*Names in bold indicate Presenter
Two empirical within study comparisons will be used to examine the extent to which an observational study that uses pretest and proxy pretest measures can produce trustworthy causal estimates. For the first within study comparison, the experimental data come from an a large-scale cluster randomized controlled trial (RCT) to study the effect of the state of Indiana’s benchmark assessment system on student achievement as measured on the state’s annual Indiana Statewide Testing for Educational Progress-Plus (ISTEP+) measures. Fifty-nine K-8 schools volunteered to implement the formative assessment system in the 2008-09 school year. Thirty five of these schools were randomly assigned to implement the state’s formative assessment system. The remaining 24 schools were assigned to the control condition. The within study comparison will create a non-experimental comparison group drawing on data from students in K-8 schools statewide.

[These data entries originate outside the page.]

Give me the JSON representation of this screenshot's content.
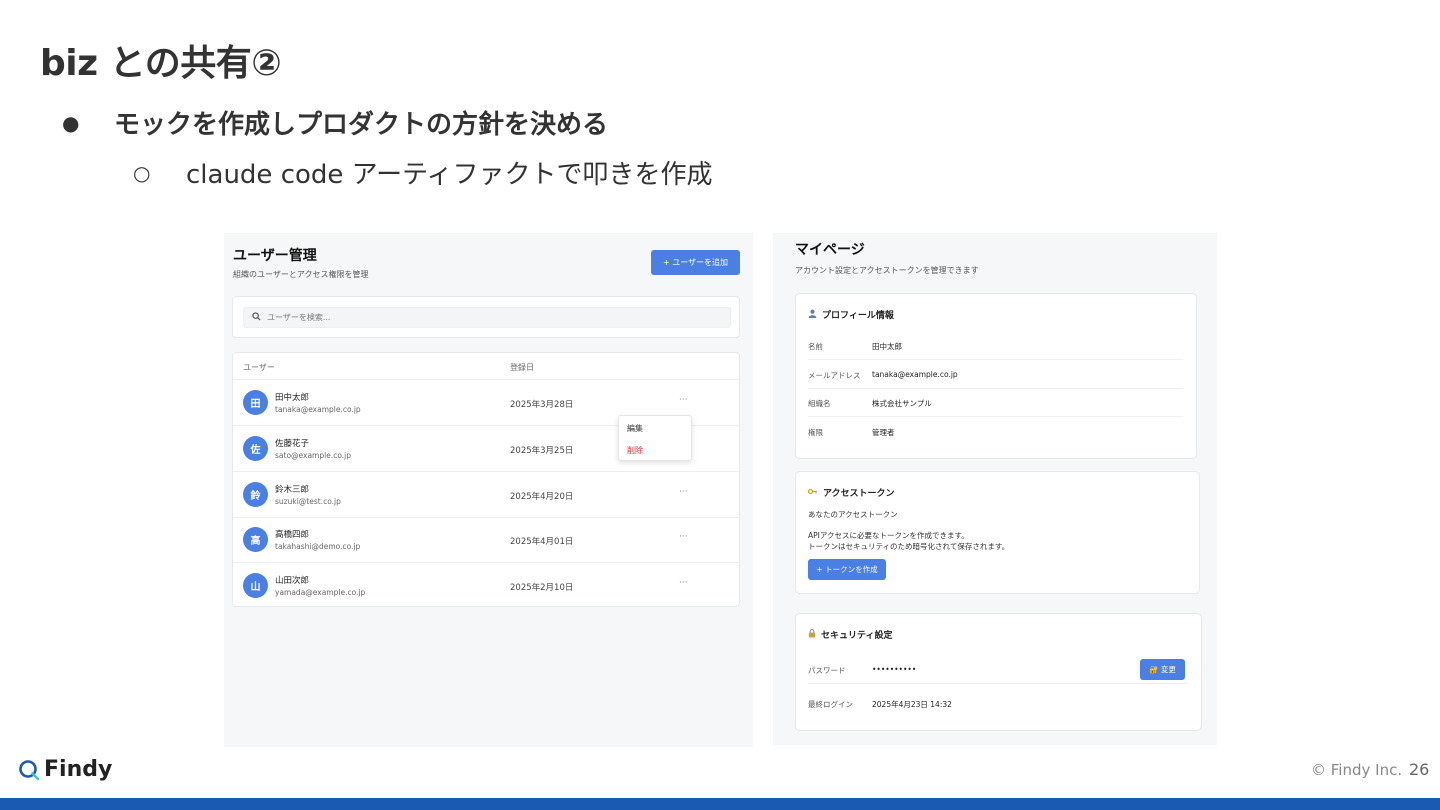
{
  "slide": {
    "title": "biz との共有②",
    "bullet1": {
      "marker": "●",
      "text": "モックを作成しプロダクトの方針を決める"
    },
    "bullet2": {
      "marker": "○",
      "text": "claude code アーティファクトで叩きを作成"
    }
  },
  "user_mgmt": {
    "title": "ユーザー管理",
    "subtitle": "組織のユーザーとアクセス権限を管理",
    "add_button": "+ ユーザーを追加",
    "search_placeholder": "ユーザーを検索...",
    "columns": [
      "ユーザー",
      "登録日"
    ],
    "rows": [
      {
        "initial": "田",
        "name": "田中太郎",
        "email": "tanaka@example.co.jp",
        "date": "2025年3月28日",
        "actions": "···"
      },
      {
        "initial": "佐",
        "name": "佐藤花子",
        "email": "sato@example.co.jp",
        "date": "2025年3月25日",
        "actions": ""
      },
      {
        "initial": "鈴",
        "name": "鈴木三郎",
        "email": "suzuki@test.co.jp",
        "date": "2025年4月20日",
        "actions": "···"
      },
      {
        "initial": "高",
        "name": "高橋四郎",
        "email": "takahashi@demo.co.jp",
        "date": "2025年4月01日",
        "actions": "···"
      },
      {
        "initial": "山",
        "name": "山田次郎",
        "email": "yamada@example.co.jp",
        "date": "2025年2月10日",
        "actions": "···"
      }
    ],
    "context_menu": {
      "edit": "編集",
      "delete": "削除"
    }
  },
  "mypage": {
    "title": "マイページ",
    "subtitle": "アカウント設定とアクセストークンを管理できます",
    "profile": {
      "title": "プロフィール情報",
      "fields": [
        {
          "label": "名前",
          "value": "田中太郎"
        },
        {
          "label": "メールアドレス",
          "value": "tanaka@example.co.jp"
        },
        {
          "label": "組織名",
          "value": "株式会社サンプル"
        },
        {
          "label": "権限",
          "value": "管理者"
        }
      ]
    },
    "token": {
      "title": "アクセストークン",
      "label": "あなたのアクセストークン",
      "desc1": "APIアクセスに必要なトークンを作成できます。",
      "desc2": "トークンはセキュリティのため暗号化されて保存されます。",
      "button": "+ トークンを作成"
    },
    "security": {
      "title": "セキュリティ設定",
      "password_label": "パスワード",
      "password_value": "••••••••••",
      "change_button": "🔐 変更",
      "last_login_label": "最終ログイン",
      "last_login_value": "2025年4月23日 14:32"
    }
  },
  "footer": {
    "logo_text": "Findy",
    "copyright": "© Findy Inc.",
    "page_number": "26"
  },
  "colors": {
    "accent": "#4a7fe3",
    "danger": "#d93030",
    "bottom_bar": "#1a5ab3"
  }
}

In the second within study comparison, experimental data are drawn from twenty five high schools in Washington State that participated in an RCT examining the effect of a new science curriculum during the 2009-10 and 2010-2011 school years. Schools assigned to the treatment condition received BSCS Science: An Inquiry Approach, year-long, comprehensive curricular materials, and teachers in these schools participated in a seven day professional development (PD) program. The PD included a four day summer session and three follow up days of training spread across the school year. The comparison schools continued with the science curriculum and PD in place prior to the study. The quasi experimental comparison group will be drawn from high schools in the state of Washington that did not participate in the RCT.
In both cases, the data available for selecting a matched comparison group includes multiple waves of true and proxy pretest measures at both the school and student levels. The study will examine whether using all of these covariates allows for the replication of the experimental benchmark as well as the relative bias reduction associated with one and two waves true and proxy pretest data.